By this time, Philipp has already suffered humiliating defeats in his efforts at resisting the increasingly secular zeitgeist. In Frankfurt, to where he had moved in 1830 with his wife, brood of children, and widowed mother to take up the post of Director of the Städel Institut, the museum’s administrators refuse to accept The Finding of Moses, a painting they had commissioned from him. Furious, he destroys the work. In 1843, the conservative Veit resigns from his directorship, outraged that the museum has acquired Carl Lessing’s Jan Hus at the Council of Constance, a tribute to the Bohemian heretic, and placed it opposite his own programmatic triptych Christianity Introduces the Arts to Germany.

Veit reacts to the political turmoil of 1848 by lampooning Parliamentarianism with caricatures and satirical poems. Paradoxically, he also paints a monumental (4.82 x 3.20 meters) Germania for the Church of St. Paul in Frankfurt, where the revolutionary National Assembly is gathered. He depicts this young and vigorous allegorical figure with shattered manacles lying at her feet, the sun of a new era dawning behind her. His earlier Germania, painted in the 1830s on a side panel of the triptych Christianity Introduces the Arts to Germany, is significantly less energetic, sitting in front of a gnarled oak, the Prince Electors’ coats of arms arrayed beneath her.

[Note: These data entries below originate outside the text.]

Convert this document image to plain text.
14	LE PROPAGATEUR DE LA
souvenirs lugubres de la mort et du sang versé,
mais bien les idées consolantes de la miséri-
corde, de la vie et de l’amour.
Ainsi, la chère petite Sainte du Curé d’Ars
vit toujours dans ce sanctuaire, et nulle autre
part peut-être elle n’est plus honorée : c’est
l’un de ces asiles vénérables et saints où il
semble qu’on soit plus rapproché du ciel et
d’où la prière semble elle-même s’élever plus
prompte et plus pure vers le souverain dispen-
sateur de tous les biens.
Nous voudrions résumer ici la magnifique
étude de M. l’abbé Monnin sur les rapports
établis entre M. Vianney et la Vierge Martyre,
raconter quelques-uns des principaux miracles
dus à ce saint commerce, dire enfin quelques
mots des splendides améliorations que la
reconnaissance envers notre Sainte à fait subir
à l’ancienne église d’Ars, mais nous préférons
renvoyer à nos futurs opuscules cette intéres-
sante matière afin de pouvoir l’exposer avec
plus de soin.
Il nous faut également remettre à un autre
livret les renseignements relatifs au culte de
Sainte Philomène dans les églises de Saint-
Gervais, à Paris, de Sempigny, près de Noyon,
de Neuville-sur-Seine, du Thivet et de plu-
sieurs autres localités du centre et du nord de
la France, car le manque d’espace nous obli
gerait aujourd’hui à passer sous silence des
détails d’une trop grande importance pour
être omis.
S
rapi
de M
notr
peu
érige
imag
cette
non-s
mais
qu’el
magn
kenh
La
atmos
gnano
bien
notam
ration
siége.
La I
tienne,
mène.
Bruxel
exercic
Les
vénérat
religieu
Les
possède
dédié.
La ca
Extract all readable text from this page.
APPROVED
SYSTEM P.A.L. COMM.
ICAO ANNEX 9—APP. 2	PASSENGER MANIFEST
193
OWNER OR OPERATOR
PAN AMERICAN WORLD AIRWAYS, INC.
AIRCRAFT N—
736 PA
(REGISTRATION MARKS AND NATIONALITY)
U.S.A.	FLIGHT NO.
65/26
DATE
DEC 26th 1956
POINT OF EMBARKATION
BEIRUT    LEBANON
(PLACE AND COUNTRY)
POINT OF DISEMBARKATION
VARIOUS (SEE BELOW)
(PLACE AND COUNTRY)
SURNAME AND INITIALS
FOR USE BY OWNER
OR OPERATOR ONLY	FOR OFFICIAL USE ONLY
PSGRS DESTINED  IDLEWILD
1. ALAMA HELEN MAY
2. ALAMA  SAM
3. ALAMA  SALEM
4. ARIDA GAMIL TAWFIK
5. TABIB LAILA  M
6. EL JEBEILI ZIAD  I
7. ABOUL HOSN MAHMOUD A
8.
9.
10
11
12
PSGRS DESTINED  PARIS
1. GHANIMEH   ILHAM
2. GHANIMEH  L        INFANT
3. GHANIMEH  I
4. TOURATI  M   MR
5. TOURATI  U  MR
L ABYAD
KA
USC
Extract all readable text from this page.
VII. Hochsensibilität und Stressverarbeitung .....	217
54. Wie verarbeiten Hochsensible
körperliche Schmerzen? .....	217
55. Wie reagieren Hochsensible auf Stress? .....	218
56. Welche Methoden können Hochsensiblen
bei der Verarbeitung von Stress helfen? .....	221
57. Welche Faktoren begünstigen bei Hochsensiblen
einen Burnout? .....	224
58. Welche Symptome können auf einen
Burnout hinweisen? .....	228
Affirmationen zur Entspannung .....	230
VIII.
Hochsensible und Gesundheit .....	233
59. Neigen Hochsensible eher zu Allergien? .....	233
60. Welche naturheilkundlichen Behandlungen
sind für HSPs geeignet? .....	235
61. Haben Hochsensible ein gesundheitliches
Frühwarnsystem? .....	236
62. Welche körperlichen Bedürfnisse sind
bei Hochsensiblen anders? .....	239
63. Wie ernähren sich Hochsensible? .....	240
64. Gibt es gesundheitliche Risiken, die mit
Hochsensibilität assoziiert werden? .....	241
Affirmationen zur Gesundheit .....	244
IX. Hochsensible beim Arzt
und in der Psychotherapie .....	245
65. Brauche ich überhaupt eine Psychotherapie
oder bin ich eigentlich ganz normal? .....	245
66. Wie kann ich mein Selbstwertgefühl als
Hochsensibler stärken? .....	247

Philipp Veit, Self-Portrait at the Age of Eighty, circa 1873, © GDKE / photo: Ursula Rudischer.
Philipp Veit, Self-Portrait at the Age of Eighty, circa 1873, © GDKE / photo: Ursula Rudischer.
Allegorical figure of Germania. She is shown in a more melancholy, introspective version, having removed her imperial crown. Philipp Veit © Städel Museum / ARTOTHEK.
Allegorical figure of Germania. She is shown in a more melancholy, introspective version, having removed her imperial crown. Philipp Veit © Städel Museum / ARTOTHEK.

In the view taken by Philipp Veit, true art does not aim to reproduce fallen nature – instead, its purpose is to reveal the original beauty that lies behind it, thereby “restoring the Divine image” (Friedrich Schlegel). As the style of many Nazarenes becomes ossified, Veit continues to evolve as an artist, putting more emphasis than his colleagues on capturing a subject’s individuality. His self-portraits mirror the current state of his artistic technique and his perception of himself. We see the dark-haired beau of 1816, a glint in his eyes and fuzz on his upper lip, gazing at us sternly. And we see the silver-haired 80-year-old, his mustache now drooping over his upper lip, giving us a reserved, scrutinizing glance in semi-profile. Contours and color surfaces have become blurred. One side of the face lies in shadow. The chin has become hardened: This man knows what he believes and yet remains a mystery to himself.